ENVIRONMENTAL campaigners have hit out at Test Valley Borough Council for collecting residents' green waste for recycling and then dumping it in landfill sites.

North Baddesley ward councillor Alan Dowden discovered the council has been dumping the waste - including grass cuttings, hedge-trimmings and kitchen waste - in landfill for more than a year without telling homeowners.

The council - the only local authority in Hampshire which collects green waste for composting - says it has no choice because of government restrictions imposed since the foot-and-mouth crisis.

But Test Valley Friends of the Earth spokeswoman Elaine Ewens said: "We are surprised to learn that the compostable waste collected by the council is not being composted. Defra (the Department for environment, Food and Rural Affairs) have confirmed that the composting of vegetable and fruit peelings does not contravene any regulations as long as it is not contaminated with other kitchen or catering waste.

"If Test Valley was concerned about this possibility they should have asked the public not to include peelings when Defra imposed foot-and-mouth restrictions over a year ago."

Cllr Dowden said: "The public are being duped because they are collecting their waste thinking they're being environmentally-friendly and it's all being dumped in a landfill site. I was staggered when I found out."

Test Valley scored just one star out of five in an Audit Commission review of its environmental health service because of its poor green waste record.

The inspectors also judged the council to be giving a "fair" service overall but "with little prospect of improvement".

Test Valley chief executive Alan Jones said residents can put all garden and kitchen waste, including eggshells, in the green waste bins for compost-ing.

He said: "But when foot-and-mouth came along the government introduced a directive preventing anybody from composting animal by-products at a public composting centre. We couldn't persuade the people who compost the material that we could guarantee there wasn't any animal by-products in our waste.

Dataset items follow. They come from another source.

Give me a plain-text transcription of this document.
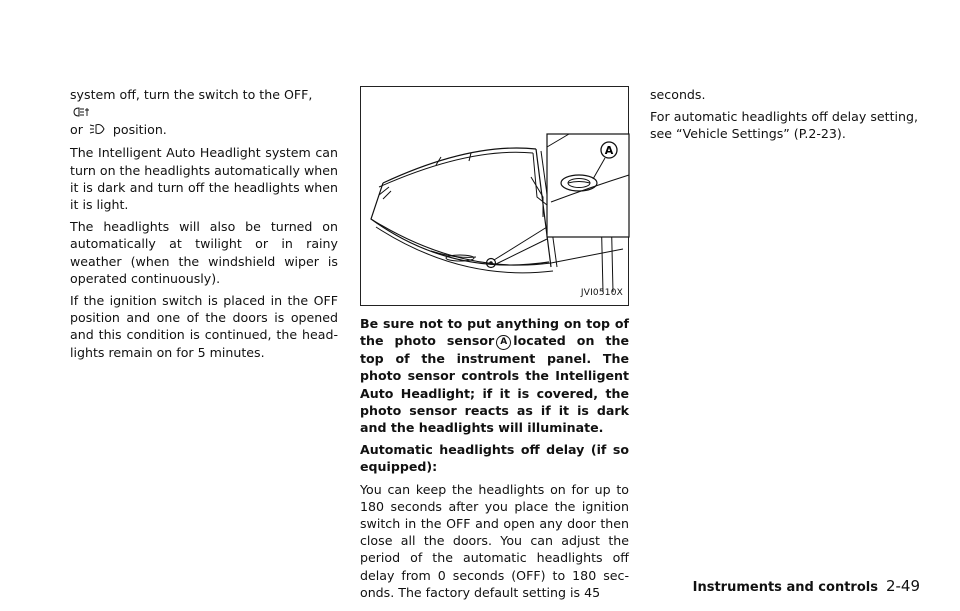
system off, turn the switch to the OFF,
or position.

The Intelligent Auto Headlight system can turn on the headlights automatically when it is dark and turn off the headlights when it is light.

The headlights will also be turned on automatically at twilight or in rainy weather (when the windshield wiper is operated continuously).

If the ignition switch is placed in the OFF position and one of the doors is opened and this condition is continued, the head-lights remain on for 5 minutes.

A
JVI0510X

Be sure not to put anything on top of the photo sensor A located on the top of the instrument panel. The photo sensor controls the Intelligent Auto Headlight; if it is covered, the photo sensor reacts as if it is dark and the headlights will illuminate.

Automatic headlights off delay (if so equipped):

You can keep the headlights on for up to 180 seconds after you place the ignition switch in the OFF and open any door then close all the doors. You can adjust the period of the automatic headlights off delay from 0 seconds (OFF) to 180 sec-onds. The factory default setting is 45

seconds.

For automatic headlights off delay setting, see “Vehicle Settings” (P.2-23).

Instruments and controls 2-49
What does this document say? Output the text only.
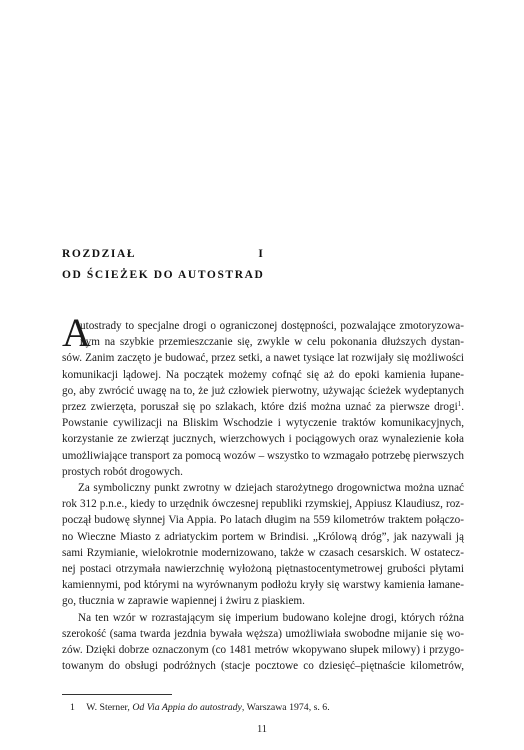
ROZDZIAŁ I
OD ŚCIEŻEK DO AUTOSTRAD
A
utostrady to specjalne drogi o ograniczonej dostępności, pozwalające zmotoryzowa-
nym na szybkie przemieszczanie się, zwykle w celu pokonania dłuższych dystan-
sów. Zanim zaczęto je budować, przez setki, a nawet tysiące lat rozwijały się możliwości
komunikacji lądowej. Na początek możemy cofnąć się aż do epoki kamienia łupane-
go, aby zwrócić uwagę na to, że już człowiek pierwotny, używając ścieżek wydeptanych
przez zwierzęta, poruszał się po szlakach, które dziś można uznać za pierwsze drogi$^1$.
Powstanie cywilizacji na Bliskim Wschodzie i wytyczenie traktów komunikacyjnych,
korzystanie ze zwierząt jucznych, wierzchowych i pociągowych oraz wynalezienie koła
umożliwiające transport za pomocą wozów – wszystko to wzmagało potrzebę pierwszych
prostych robót drogowych.
Za symboliczny punkt zwrotny w dziejach starożytnego drogownictwa można uznać
rok 312 p.n.e., kiedy to urzędnik ówczesnej republiki rzymskiej, Appiusz Klaudiusz, roz-
począł budowę słynnej Via Appia. Po latach długim na 559 kilometrów traktem połączo-
no Wieczne Miasto z adriatyckim portem w Brindisi. „Królową dróg”, jak nazywali ją
sami Rzymianie, wielokrotnie modernizowano, także w czasach cesarskich. W ostatecz-
nej postaci otrzymała nawierzchnię wyłożoną piętnastocentymetrowej grubości płytami
kamiennymi, pod którymi na wyrównanym podłożu kryły się warstwy kamienia łamane-
go, tłucznia w zaprawie wapiennej i żwiru z piaskiem.
Na ten wzór w rozrastającym się imperium budowano kolejne drogi, których różna
szerokość (sama twarda jezdnia bywała węższa) umożliwiała swobodne mijanie się wo-
zów. Dzięki dobrze oznaczonym (co 1481 metrów wkopywano słupek milowy) i przygo-
towanym do obsługi podróżnych (stacje pocztowe co dziesięć–piętnaście kilometrów,
1 W. Sterner, Od Via Appia do autostrady, Warszawa 1974, s. 6.
11
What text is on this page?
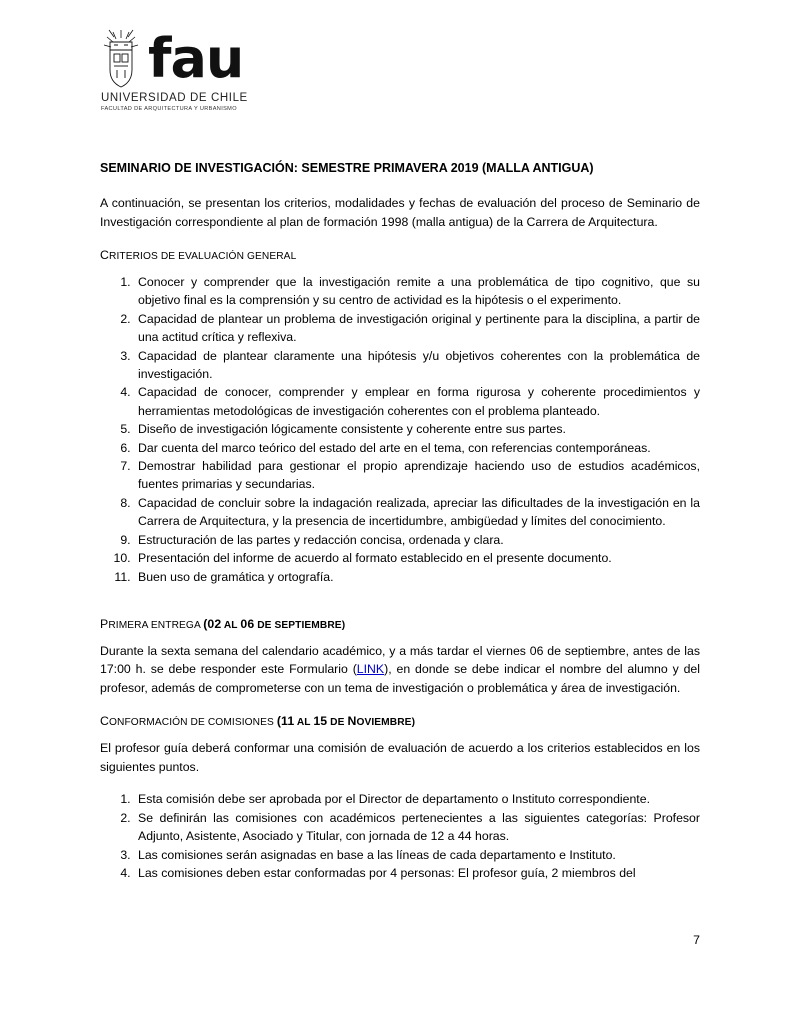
fau
UNIVERSIDAD DE CHILE
FACULTAD DE ARQUITECTURA Y URBANISMO
SEMINARIO DE INVESTIGACIÓN: SEMESTRE PRIMAVERA 2019 (MALLA ANTIGUA)

A continuación, se presentan los criterios, modalidades y fechas de evaluación del proceso de Seminario de Investigación correspondiente al plan de formación 1998 (malla antigua) de la Carrera de Arquitectura.

CRITERIOS DE EVALUACIÓN GENERAL
1. Conocer y comprender que la investigación remite a una problemática de tipo cognitivo, que su objetivo final es la comprensión y su centro de actividad es la hipótesis o el experimento.
2. Capacidad de plantear un problema de investigación original y pertinente para la disciplina, a partir de una actitud crítica y reflexiva.
3. Capacidad de plantear claramente una hipótesis y/u objetivos coherentes con la problemática de investigación.
4. Capacidad de conocer, comprender y emplear en forma rigurosa y coherente procedimientos y herramientas metodológicas de investigación coherentes con el problema planteado.
5. Diseño de investigación lógicamente consistente y coherente entre sus partes.
6. Dar cuenta del marco teórico del estado del arte en el tema, con referencias contemporáneas.
7. Demostrar habilidad para gestionar el propio aprendizaje haciendo uso de estudios académicos, fuentes primarias y secundarias.
8. Capacidad de concluir sobre la indagación realizada, apreciar las dificultades de la investigación en la Carrera de Arquitectura, y la presencia de incertidumbre, ambigüedad y límites del conocimiento.
9. Estructuración de las partes y redacción concisa, ordenada y clara.
10. Presentación del informe de acuerdo al formato establecido en el presente documento.
11. Buen uso de gramática y ortografía.
PRIMERA ENTREGA (02 AL 06 DE SEPTIEMBRE)

Durante la sexta semana del calendario académico, y a más tardar el viernes 06 de septiembre, antes de las 17:00 h. se debe responder este Formulario (LINK), en donde se debe indicar el nombre del alumno y del profesor, además de comprometerse con un tema de investigación o problemática y área de investigación.

CONFORMACIÓN DE COMISIONES (11 AL 15 DE NOVIEMBRE)

El profesor guía deberá conformar una comisión de evaluación de acuerdo a los criterios establecidos en los siguientes puntos.

1. Esta comisión debe ser aprobada por el Director de departamento o Instituto correspondiente.
2. Se definirán las comisiones con académicos pertenecientes a las siguientes categorías: Profesor Adjunto, Asistente, Asociado y Titular, con jornada de 12 a 44 horas.
3. Las comisiones serán asignadas en base a las líneas de cada departamento e Instituto.
4. Las comisiones deben estar conformadas por 4 personas: El profesor guía, 2 miembros del
7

"Having spent so much time trying to educate the public to put their stuff in the bins in the first place, there would have been some confusion if we'd asked them not to include animal by-products, and at the end of the day it probably would be rejected by the composters anyway."

But Mr Jones said the council has now changed its mind and will ask residents only to put garden waste in the bins. He added: "We've been badgering the government to lift the ban on composting material. We're pretty angry because on the one hand the government are telling us we can't compost it and on the other hand the Audit Commission, which works for the government, are criticising us for not composting."